The character of the “important person” represents the apex of this satire. Probably because he has only recently been promoted, the “important person” is intent on demonstrating his influence at every turn, and Gogol highlights how this insecurity moves him to institute all sorts of useless and inefficient procedures in order to shore up his social status. Another example of Gogol’s satire of this figure is the moment when the “certain important person” is shown intimidating Akaky Akakievich. The narrator tells us that he speaks in a “voice abrupt and firm,” but also that this specific voice is one the important person “had purposely studied beforehand in his room, alone and in front of a mirror, a week prior to receiving his present post and the rank of general.” This deflates the general’s authority and renders him somewhat ridiculous. However, Gogol also shows the futility of this obsession: the “important person” is especially cruel to Akaky because a childhood friend of the general’s is visiting who he wishes to impress and show how far he has come in life. Ironically, the friend is certainly impressed, but not in a positive way: he too becomes rather afraid, and seems no longer sure of who it is that his friend has become.

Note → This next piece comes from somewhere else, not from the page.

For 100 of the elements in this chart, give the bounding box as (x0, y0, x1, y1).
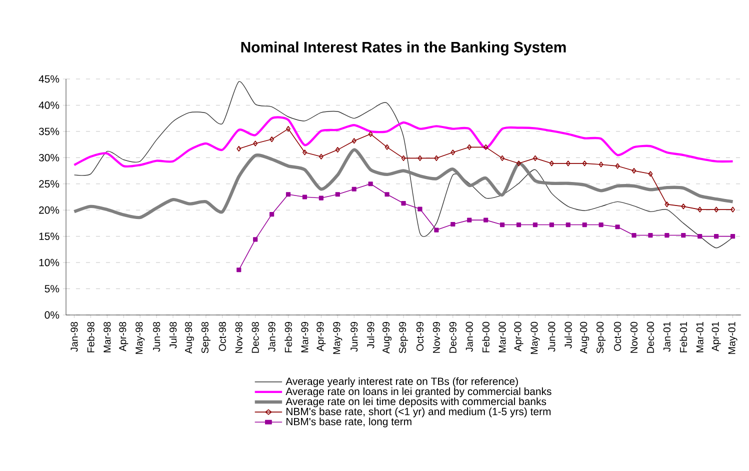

Self-reflexivity, which was previously discussed in Part 1, is an important feature of “The Overcoat” not merely in itself or even because it sets the story’s familiar and conspiratorial tone but because it allows Gogol to play around with literary convention. In fact, he often acknowledges and makes fun of literary convention in order to break with it. This is apparent in the way that the narration oscillates between a traditional form of third-person omniscient narration that can include free-indirect speech, and a self-conscious, subjective narration that admits its own limitations in a way that can be purposefully contradictory. For example, the narrator first admits that his memory is failing and he cannot recall where the clerk who hosted the party lived. However, having said this, the narrator then transitions back to a kind of omniscient third-person narration that is very sure of itself, creating a direct contrast with the subjectivity that he has just admitted: “Akaky Akakievich had first to pass through some deserted, sparsely lit streets, but as he approached the clerk’s home, the streets became livelier, more populous, and better lit.” In this way, Gogol exposes the fact that even stories that seem to be told by narrators with perfect knowledge nonetheless originate from an specific person with imperfect knowledge.